Wild swings on Wall Street are but one sign that no one really knows where we are economically, let alone where we are going. When Obama, known for his elegant optimism, spoke of "gathering clouds and raging storms" in his inaugural address, it seemed to be implied that not even he knows how to navigate them. If he meant to say we have nothing to fear but fear itself, it did not come across. We have, frankly, an awful lot to fear, and Obama seemed to tell us that.

Few analysts believe the perilous economic situation will improve anytime soon. The consensus is that we aren't to expect anything resembling a return to economic normalcy -- whatever that looks like without a housing bubble or a tech boom or loose credit -- until about 2010.

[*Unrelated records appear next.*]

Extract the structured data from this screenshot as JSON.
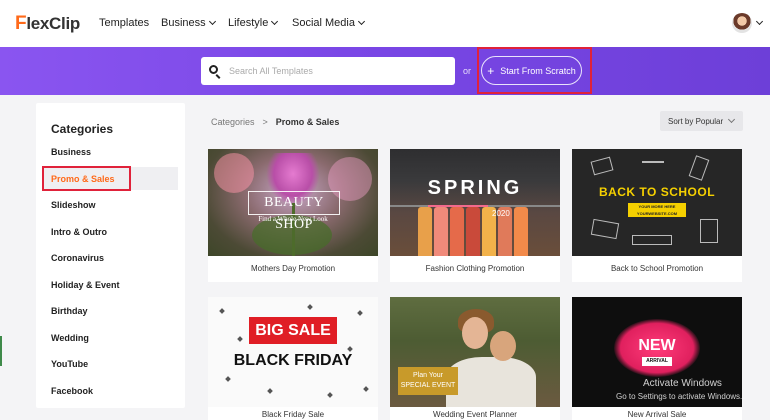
{
  "app": {
    "logo_text": "lexClip",
    "logo_mark": "F"
  },
  "nav": {
    "items": [
      {
        "label": "Templates",
        "dropdown": false
      },
      {
        "label": "Business",
        "dropdown": true
      },
      {
        "label": "Lifestyle",
        "dropdown": true
      },
      {
        "label": "Social Media",
        "dropdown": true
      }
    ]
  },
  "search": {
    "placeholder": "Search All Templates",
    "or_text": "or",
    "start_label": "Start From Scratch",
    "start_icon": "plus-icon"
  },
  "sidebar": {
    "title": "Categories",
    "items": [
      {
        "label": "Business"
      },
      {
        "label": "Promo & Sales",
        "active": true
      },
      {
        "label": "Slideshow"
      },
      {
        "label": "Intro & Outro"
      },
      {
        "label": "Coronavirus"
      },
      {
        "label": "Holiday & Event"
      },
      {
        "label": "Birthday"
      },
      {
        "label": "Wedding"
      },
      {
        "label": "YouTube"
      },
      {
        "label": "Facebook"
      }
    ]
  },
  "breadcrumb": {
    "root": "Categories",
    "sep": ">",
    "current": "Promo & Sales"
  },
  "sort": {
    "label": "Sort by Popular"
  },
  "cards": [
    {
      "caption": "Mothers Day Promotion",
      "title": "BEAUTY SHOP",
      "sub": "Find a Whole New Look"
    },
    {
      "caption": "Fashion Clothing Promotion",
      "title": "SPRING",
      "sub": "2020"
    },
    {
      "caption": "Back to School Promotion",
      "title": "BACK TO SCHOOL",
      "sub": "YOUR MORE HERE\nYOURWEBSITE.COM"
    },
    {
      "caption": "Black Friday Sale",
      "title": "BIG SALE",
      "sub": "BLACK FRIDAY"
    },
    {
      "caption": "Wedding Event Planner",
      "title": "Plan Your",
      "sub": "SPECIAL EVENT"
    },
    {
      "caption": "New Arrival Sale",
      "title": "NEW",
      "sub": "ARRIVAL"
    }
  ],
  "watermark": {
    "title": "Activate Windows",
    "sub": "Go to Settings to activate Windows."
  },
  "colors": {
    "accent": "#ff6a1a",
    "banner": "#7a47e6",
    "highlight": "#e0223a"
  }
}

But beyond a mammoth economic stimulus package that is to be the first order of business for the new president and Congress, it is difficult to tell exactly what Obama plans. His campaign was a gauzy celebration of new-generation hope and a recognition of historic racial progress. Yet above all, his election was a primal scream against the policies and legacies of George W. Bush.

Obama's own ideology remains obscure, wrapped in a youthful, congenial and confident persona. We do not yet know what, exactly, lies underneath. With so little time in federal office, Obama has scant history of taking tough stands or making difficult choices. He has not revealed an overarching worldview and bristles at the notion that he should. His transition to power was soothing, yet his insistence that he will engage with anyone who wishes to offer ideas is, in its own way, troubling.

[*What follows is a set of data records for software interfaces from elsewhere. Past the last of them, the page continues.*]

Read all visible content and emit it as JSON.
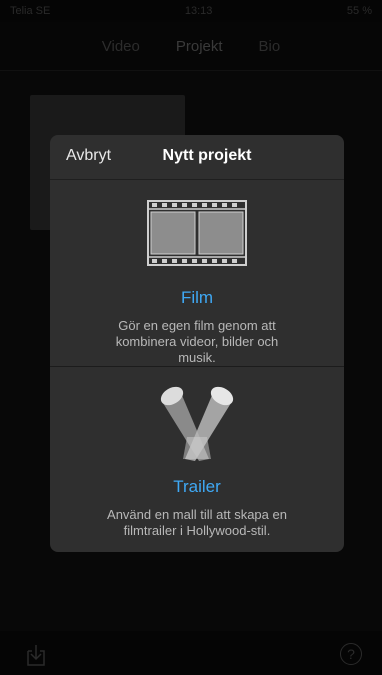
{
  "status_bar": {
    "carrier": "Telia SE",
    "time": "13:13",
    "battery": "55 %"
  },
  "top_tabs": [
    "Video",
    "Projekt",
    "Bio"
  ],
  "modal": {
    "cancel_label": "Avbryt",
    "title": "Nytt projekt",
    "options": [
      {
        "label": "Film",
        "description": "Gör en egen film genom att kombinera videor, bilder och musik."
      },
      {
        "label": "Trailer",
        "description": "Använd en mall till att skapa en filmtrailer i Hollywood-stil."
      }
    ]
  },
  "bottom_bar": {
    "help_symbol": "?"
  },
  "colors": {
    "accent": "#3fa9f5",
    "modal_bg": "#2f2f2f"
  }
}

The root of our financial crisis is that for much of the past three decades, we have implemented very bad economic ideas. Obama seems at the very same time to get this and not get it. The question, he said in his inaugural address, is not whether the market is a force for good or ill. He noted that "without a watchful eye, the market can spin out of control" and that "the nation cannot prosper long when it favors only the prosperous."

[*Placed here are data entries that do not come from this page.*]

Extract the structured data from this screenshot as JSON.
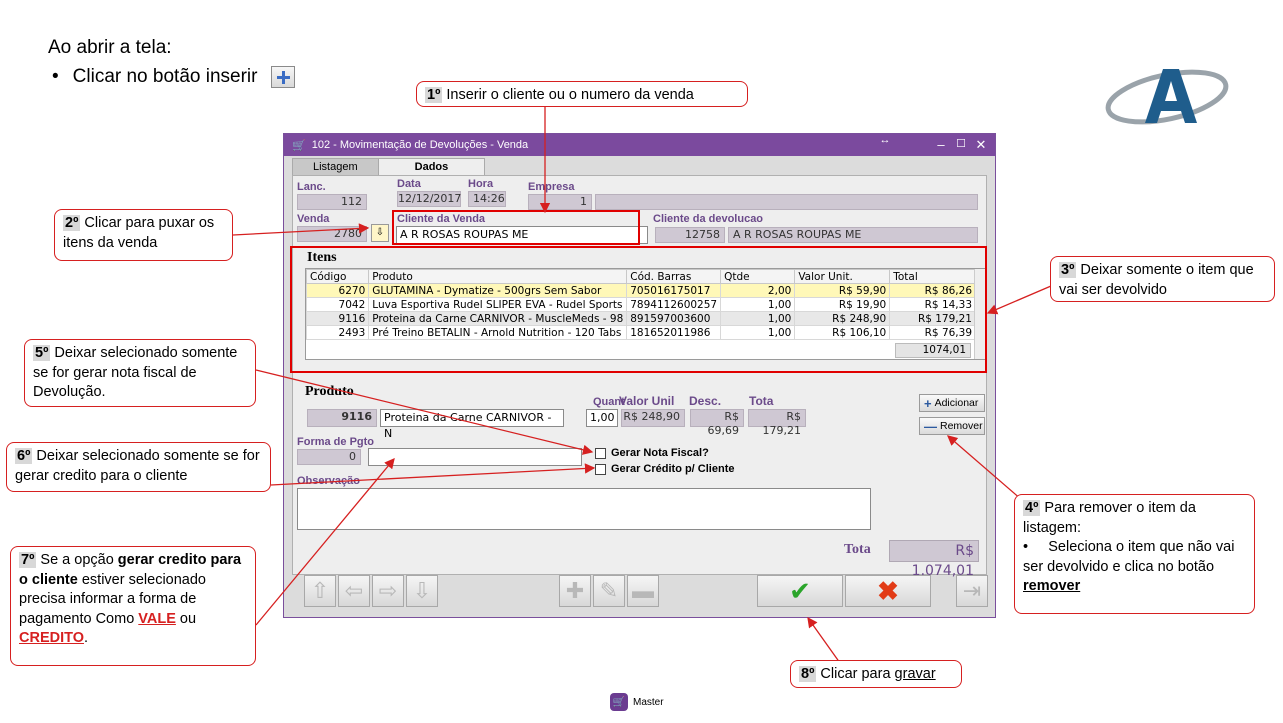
{
  "intro": {
    "line1": "Ao abrir a tela:",
    "line2": "Clicar no botão inserir"
  },
  "callouts": {
    "c1_num": "1º",
    "c1_text": " Inserir o cliente ou o numero da venda",
    "c2_num": "2º",
    "c2_text": " Clicar para puxar os itens da venda",
    "c3_num": "3º",
    "c3_text": " Deixar somente o item que vai ser devolvido",
    "c4_num": "4º",
    "c4_text": " Para remover o item da listagem:",
    "c4_bullet": "Seleciona o item que não vai ser devolvido e clica no botão ",
    "c4_strong": "remover",
    "c5_num": "5º",
    "c5_text": " Deixar selecionado somente  se for gerar nota fiscal de Devolução.",
    "c6_num": "6º",
    "c6_text": " Deixar selecionado somente se for gerar credito para o cliente",
    "c7_num": "7º",
    "c7_pre": " Se a opção ",
    "c7_bold": "gerar credito para o cliente",
    "c7_mid": " estiver selecionado precisa informar a forma de pagamento Como ",
    "c7_vale": "VALE",
    "c7_or": " ou ",
    "c7_credito": "CREDITO",
    "c7_end": ".",
    "c8_num": "8º",
    "c8_text": " Clicar para ",
    "c8_link": "gravar"
  },
  "window": {
    "title": "102 - Movimentação de Devoluções - Venda",
    "tabs": [
      "Listagem",
      "Dados"
    ]
  },
  "form": {
    "lanc_label": "Lanc.",
    "lanc_value": "112",
    "data_label": "Data",
    "data_value": "12/12/2017",
    "hora_label": "Hora",
    "hora_value": "14:26",
    "empresa_label": "Empresa",
    "empresa_value": "1",
    "venda_label": "Venda",
    "venda_value": "2780",
    "cliente_venda_label": "Cliente da Venda",
    "cliente_venda_value": "A R ROSAS ROUPAS ME",
    "cliente_dev_label": "Cliente da devolucao",
    "cliente_dev_code": "12758",
    "cliente_dev_name": "A R ROSAS ROUPAS ME"
  },
  "itens": {
    "title": "Itens",
    "columns": [
      "Código",
      "Produto",
      "Cód. Barras",
      "Qtde",
      "Valor Unit.",
      "Total"
    ],
    "rows": [
      {
        "codigo": "6270",
        "produto": "GLUTAMINA - Dymatize - 500grs Sem Sabor",
        "barras": "705016175017",
        "qtde": "2,00",
        "valor": "R$ 59,90",
        "total": "R$ 86,26"
      },
      {
        "codigo": "7042",
        "produto": "Luva Esportiva Rudel SLIPER EVA - Rudel Sports",
        "barras": "7894112600257",
        "qtde": "1,00",
        "valor": "R$ 19,90",
        "total": "R$ 14,33"
      },
      {
        "codigo": "9116",
        "produto": "Proteina da Carne CARNIVOR - MuscleMeds - 98",
        "barras": "891597003600",
        "qtde": "1,00",
        "valor": "R$ 248,90",
        "total": "R$ 179,21"
      },
      {
        "codigo": "2493",
        "produto": "Pré Treino BETALIN - Arnold Nutrition - 120 Tabs",
        "barras": "181652011986",
        "qtde": "1,00",
        "valor": "R$ 106,10",
        "total": "R$ 76,39"
      }
    ],
    "grand_total": "1074,01"
  },
  "produto": {
    "title": "Produto",
    "codigo": "9116",
    "nome": "Proteina da Carne CARNIVOR - N",
    "quant_label": "Quant",
    "quant_value": "1,00",
    "valor_label": "Valor Unil",
    "valor_value": "R$ 248,90",
    "desc_label": "Desc.",
    "desc_value": "R$ 69,69",
    "total_label": "Tota",
    "total_value": "R$ 179,21",
    "add_label": "Adicionar",
    "remove_label": "Remover"
  },
  "pagamento": {
    "forma_label": "Forma de Pgto",
    "forma_code": "0",
    "nota_fiscal_label": "Gerar Nota Fiscal?",
    "credito_label": "Gerar Crédito p/ Cliente",
    "obs_label": "Observação"
  },
  "totais": {
    "label": "Tota",
    "value": "R$ 1.074,01"
  },
  "footer": {
    "brand": "Master"
  }
}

Nonetheless, he keeps telling congressional Republicans that he will work with them -- even though they are among the chief architects of this disaster. Since the Reagan era, Republicans have put tax cuts ahead of all other economic policies, and deregulation a close second. They have stuffed wallets that already were plump, left the broad middle class staggering and allowed the working class to become the working poor.

If these politicians that Obama so fervently wishes to engage have such good ideas to offer, why have they not done so? In fact, there are few Washington traditions as annoying as the cultish worship of bipartisanship, for it ignores the simple fact that sometimes one party gets things disastrously wrong.

Another is the mantra that "entitlements" -- that is Social Security, Medicare and Medicaid -- are costly, bloated and threaten the nation's economic future. Obama already has pledged to undertake "entitlement reform," a phrase that sends a shudder down my spine. With banks and other financial institutions now "entitled" to hundreds of billions in public money to bail them out of disastrous decisions, it is impossible to see why taxpayers who have paid for their future benefits through their payroll taxes should not be "entitled" to receive them. Besides, since there is no immediate crisis in Medicare -- and certainly not in the healthier Social Security program -- there isn't even a reason to mention this right now.